Ana memang tidak suka dengan wanita di hadapannya sekarang, tapi tidak dengan Ayahnya. Ana menyayangi Ayahnya. Pernikahan memang didasari keinginan dua belah pihak, tapi entah mengapa Ana merasa Nita lah yang menggoda Ayahnya. Karena Ana yakin jika Ayahnya mencintai Ibunya.
15 Oktober 2020 (07.30 PM)
Kecanggungan menyelimuti anak dan Ayah ini. Ruang tamu yang luas hanya diisi kesunyian, tidak ada yang membuka pembicaraan selama 10 menit. Ana bertahan untuk itu, malah berharap Ayahnya untuk segera pergi.
Tapi tidak dengan Brian. Ia terus memikirkan kata-kata yang tepat untuk pembukaan topik yang sangat sensitif ingin dibicarakannya. Dipilihlah hal basa-basi yang umum digunakan, walau ia tahu Ana sama seperti dirinya yang lebih suka bicara dengan to the point.
“Bagaimana sekolahmu? Ayah dengar nilaimu sudah mulai membaik seperti semula. Lalu, bagaimana dengan teman-temanmu? Mereka sudah tidak membullymu, kan?”
Ana menatap mata Ayahnya tajam, “Sepertinya Ayah tahu lebih banyak dari aku sendiri. Tanyakan semua itu pada informan Ayah.” Dengan ketus Ana mengatakanya secara blak-blakan.
Ana mulai bosan dengan ayahnya yang memilih berbasa-basi. Hal yang Ana yakin, Ayahnya datang dengan maksud tertentu. Ana beranjak hendak ke kamarnya, namun ayahnya menegurnya.
“Ana!

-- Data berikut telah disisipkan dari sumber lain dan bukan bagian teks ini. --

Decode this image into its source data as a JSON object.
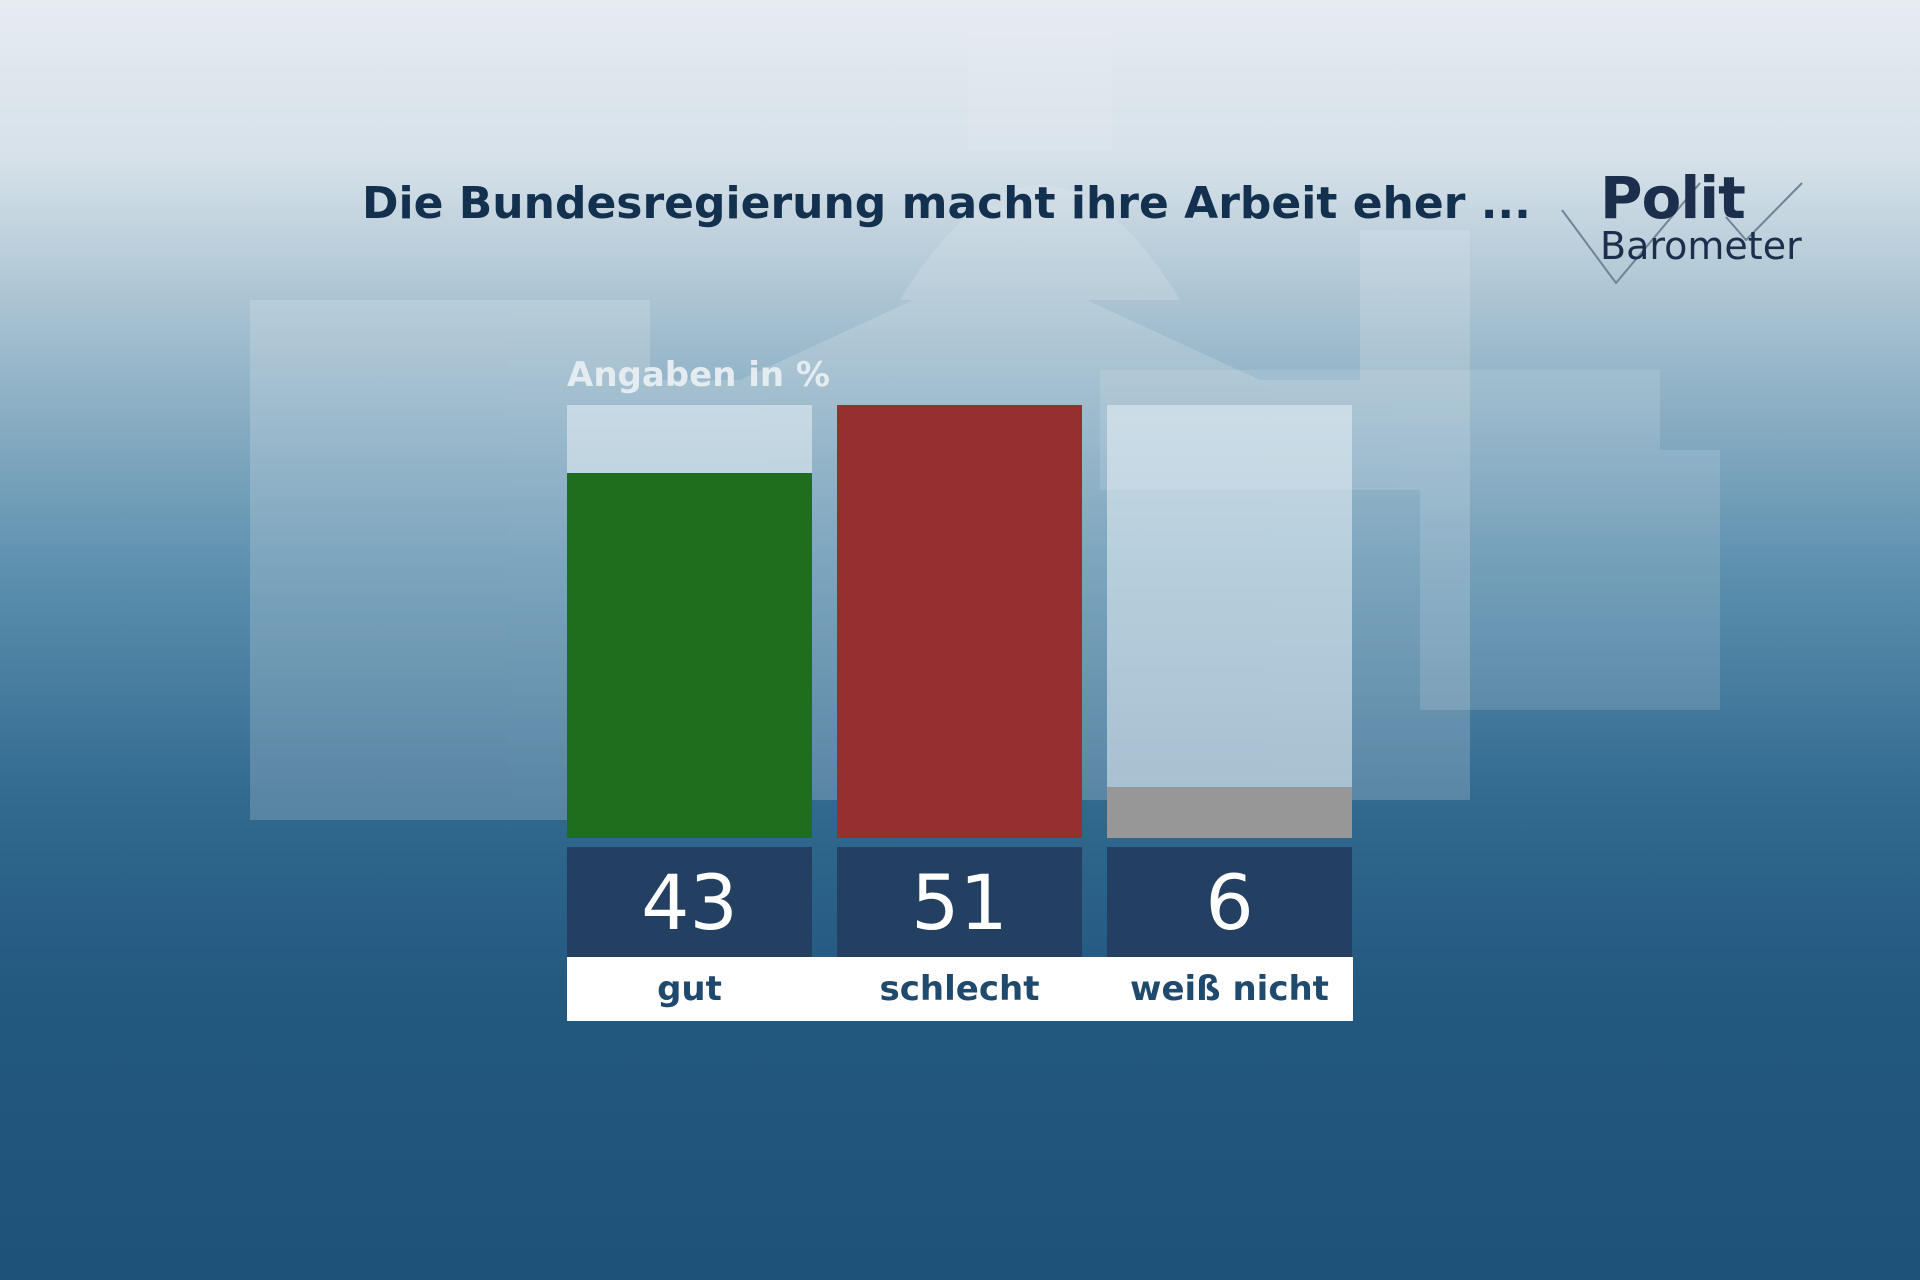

Siapa yang mengajarimu bicara sepeti itu pada Ayah? Kalau kamu tahu Ayah menyewa orang untuk mengikutimu, itu karena Ayah mengkhawatirkanmu. Tidakkah kamu berpikir untuk mengunjungi Ayah? Ayah sangat merindukanmu, Nak.” Brian sungguh merindukan Ana, andai jika Putrinya itu menyadarinya.
“Aku juga merindukan Ayah, tapi itu satu tahun yang lalu saat Ayah sibuk mengecar cinta Ayah yang lain. Dan tidak lagi untuk saat ini.” Ana kembali menghadap ayahnya. “Aku bahkan sudah menganggap diriku ini yatim piatu. Jadi pergilah setelah mengatakan apa yang ingin Ayah katakan.”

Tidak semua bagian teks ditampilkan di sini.